Тахин бродил по городу, окидывая долгими жадными взглядами широкие мощеные улицы вокруг храма и базаров, сворачивая в утоптанные боковые улочки и проходы, ныряя в щели между домами, потом выбрал угол напротив храма и долго вглядывался в темную фигуру у колонны. Сквозивший между колоннами ветер выплескивал из черной тени то край жреческого одеяния, то, длинными лентами, крашеные волосы, и солнечный свет на миг возвращал им цвет, вспыхивая белым на белом и алым на алом. Проходило время, и он отступал за колонну, уходил, его свечение тонуло в темной глубине. Ему на смену из темноты выступал другой, всякий раз в новом месте, застывал караульным на границе тьмы. Но все они казались одинаковыми в безучастной неподвижности, и Тахин не отличал одного от другого и среди них того, похожего.

Праздник ожидали завтра, если сойдутся все одиннадцать неизменных примет и семь необходимых предзнаменований. А до сих пор они всегда сходились — отчего бы светилам сегодня нарушать заведенный от века порядок? Тахин был лишь одним из немногих, загодя занимавших места поближе к храму и площади перед храмом, готовившихся с наступлением темноты Ночи молчания устроиться на ночлег на ступенях храма. Утром им пришлось бы покинуть ступени и тесниться вокруг площади вместе со всеми, но зато в самых первых рядах.
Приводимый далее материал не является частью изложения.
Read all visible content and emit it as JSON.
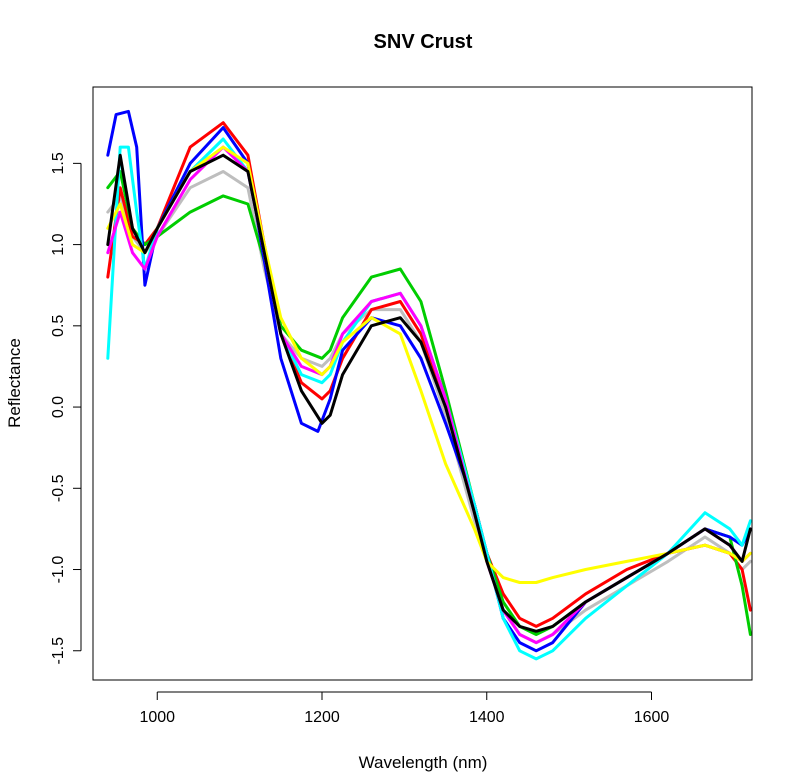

Тахин не собирался оставаться перед храмом до утра. Тахин не собирался оставаться на праздник. Он должен был найти и увести его с собой — сегодня. Если он вышел в город, то надо было только дождаться его возвращения. Если он находился в храме, то надо было положиться на милость судьбы и дождаться, чтобы он встал на страже у колонн. Но Тахин не в силах был вынести ожидания. И он ушел от храма и снова бросился в сутолоку запруженных улиц, и кружил, то поддаваясь течениям и водоворотам, то кидаясь наперерез толпе, едва завидя плывущее над толпой алое облако. Все зря.